Perampanel treatment in highly drug-resistant epilepsies including nonsurgical candidates and failed surgery.

OBJECTIVE:To evaluate the effectiveness and tolerability of perampanel (PER) treatment for patients with highly drug-resistant epilepsies (HDRE) including nonsurgical candidates and failed surgery in real-world setting. METHODS:All patients who were treated with PER during June 2015 to August 2019 were selected. Primary outcomes were percentage of seizure reduction, responder rate, and seizure freedom rate. Seizure frequency after taking PER at 3 and 12 months were compared with baseline seizure frequency within the same time period prior to starting PER. Secondary outcomes were retention rate, side effects, and predictors for a response to PER. Descriptive statistics and the Kernel regression model were employed. RESULTS:Forty-one patients received PER treatment during the study period. Six patients who had no baseline seizure frequency recordings were excluded, for a total of 35 patients included for analysis. Mean age was 40.06 years (SD 12.34). All were highly resistant to several antiseizure drugs (ASDs) with a median number of previously failed ASDs of 8 items. Eleven, 16, 5, and 3 patients were lesional, nonlesional focal epilepsy, nonsurgical candidate, and failed surgery, respectively. At 3 months after PER treatment, the median percentage of seizure reduction was 20 % (-35.71, 100), the responder rate was 22.86 % (8/35), and the seizure freedom rate was 17.14% (6/35).
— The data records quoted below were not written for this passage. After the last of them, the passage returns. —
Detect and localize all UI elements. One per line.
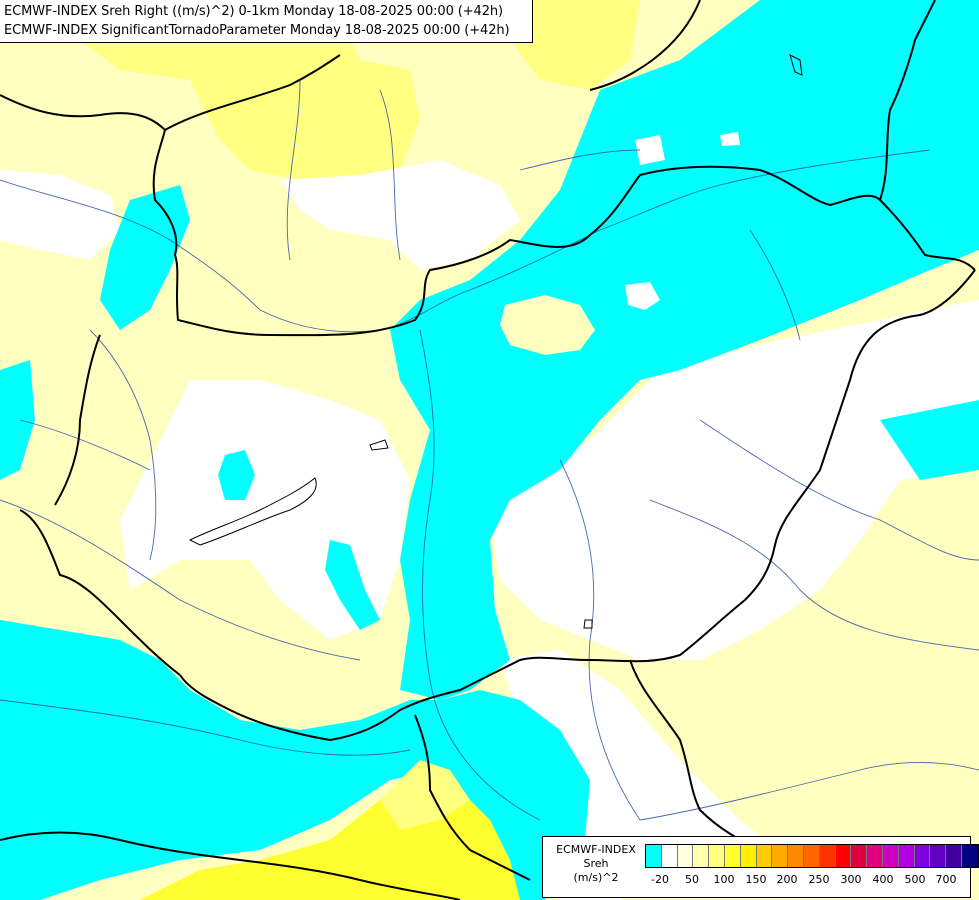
legend-swatch xyxy=(898,845,915,867)
legend-ticks: -20 50 100 150 200 250 300 400 500 700 xyxy=(645,873,965,889)
legend-swatch xyxy=(724,845,741,867)
legend-swatch xyxy=(646,845,662,867)
white-area-west xyxy=(0,170,120,260)
cyan-area-east xyxy=(880,400,979,480)
legend-tick-label: 400 xyxy=(872,873,894,886)
title-line-1: ECMWF-INDEX Sreh Right ((m/s)^2) 0-1km M… xyxy=(4,4,504,19)
legend-swatch xyxy=(914,845,931,867)
legend-swatch xyxy=(772,845,789,867)
title-line-2: ECMWF-INDEX SignificantTornadoParameter … xyxy=(4,23,510,38)
yellow-island-north xyxy=(500,295,595,355)
legend-swatch xyxy=(740,845,757,867)
legend-swatch xyxy=(835,845,852,867)
legend-swatch xyxy=(867,845,883,867)
legend-swatch xyxy=(946,845,962,867)
legend-swatch xyxy=(709,845,725,867)
legend-tick-label: 250 xyxy=(808,873,830,886)
legend-swatch xyxy=(819,845,836,867)
white-island xyxy=(625,282,660,310)
yellow-area-south-light xyxy=(380,760,470,830)
white-area-east xyxy=(490,300,979,660)
legend-swatch xyxy=(851,845,868,867)
legend-tick-label: 200 xyxy=(776,873,798,886)
legend-swatch xyxy=(661,845,678,867)
title-box: ECMWF-INDEX Sreh Right ((m/s)^2) 0-1km M… xyxy=(0,0,533,43)
legend-swatch xyxy=(803,845,820,867)
color-legend: ECMWF-INDEX Sreh (m/s)^2 -20 50 100 150 200 2… xyxy=(542,836,979,898)
legend-line-2: Sreh xyxy=(583,857,609,870)
legend-swatch xyxy=(756,845,773,867)
lake-outlines xyxy=(188,54,803,629)
cyan-area-south xyxy=(0,620,590,900)
cyan-patch-small xyxy=(325,540,380,630)
white-area-center-north xyxy=(280,160,520,270)
legend-tick-label: 300 xyxy=(840,873,862,886)
legend-swatch xyxy=(693,845,710,867)
legend-swatch xyxy=(882,845,899,867)
legend-tick-label: 700 xyxy=(935,873,957,886)
legend-line-1: ECMWF-INDEX xyxy=(556,843,636,856)
rivers xyxy=(0,79,979,821)
cyan-area-northeast xyxy=(390,0,979,700)
cyan-area-west xyxy=(100,185,190,330)
cyan-patch-central xyxy=(218,450,255,500)
legend-swatches xyxy=(645,844,979,868)
white-island-3 xyxy=(720,132,740,146)
legend-tick-label: -20 xyxy=(651,873,669,886)
legend-tick-label: 150 xyxy=(745,873,767,886)
legend-title: ECMWF-INDEX Sreh (m/s)^2 xyxy=(545,843,647,885)
yellow-area-north xyxy=(60,0,420,190)
legend-swatch xyxy=(961,845,978,867)
legend-swatch xyxy=(677,845,694,867)
legend-tick-label: 100 xyxy=(713,873,735,886)
legend-swatch xyxy=(930,845,947,867)
cyan-area-west-edge xyxy=(0,360,35,480)
legend-swatch xyxy=(788,845,804,867)
legend-tick-label: 500 xyxy=(904,873,926,886)
white-island-2 xyxy=(635,135,665,165)
legend-tick-label: 50 xyxy=(685,873,699,886)
legend-line-3: (m/s)^2 xyxy=(573,871,619,884)
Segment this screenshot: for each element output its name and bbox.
At 12 months after PER treatment, the corresponding outcomes were 25% (-20.57, 91.60), 22.58% (7/31), and 9.68% (3/31), respectively. Retention rates at 3 and 12 months were 100% and 91.43% (32/35), respectively. Nineteen patients (54.29%) experienced side effects from PER. Side effects were somnolence (6/35), dizziness (3/35), irritability (2/35), and ataxia (2/35), and one each for weight loss, nausea, headache, insomnia, verbal aggressivity, and depression. Median duration for 2-mg dose increment was 2.2 months. CONCLUSIONS:In real-world practice, slow-titration PER regimen is well-tolerable and shows benefit in helping control seizures in patients with very difficult-to-treat HDRE.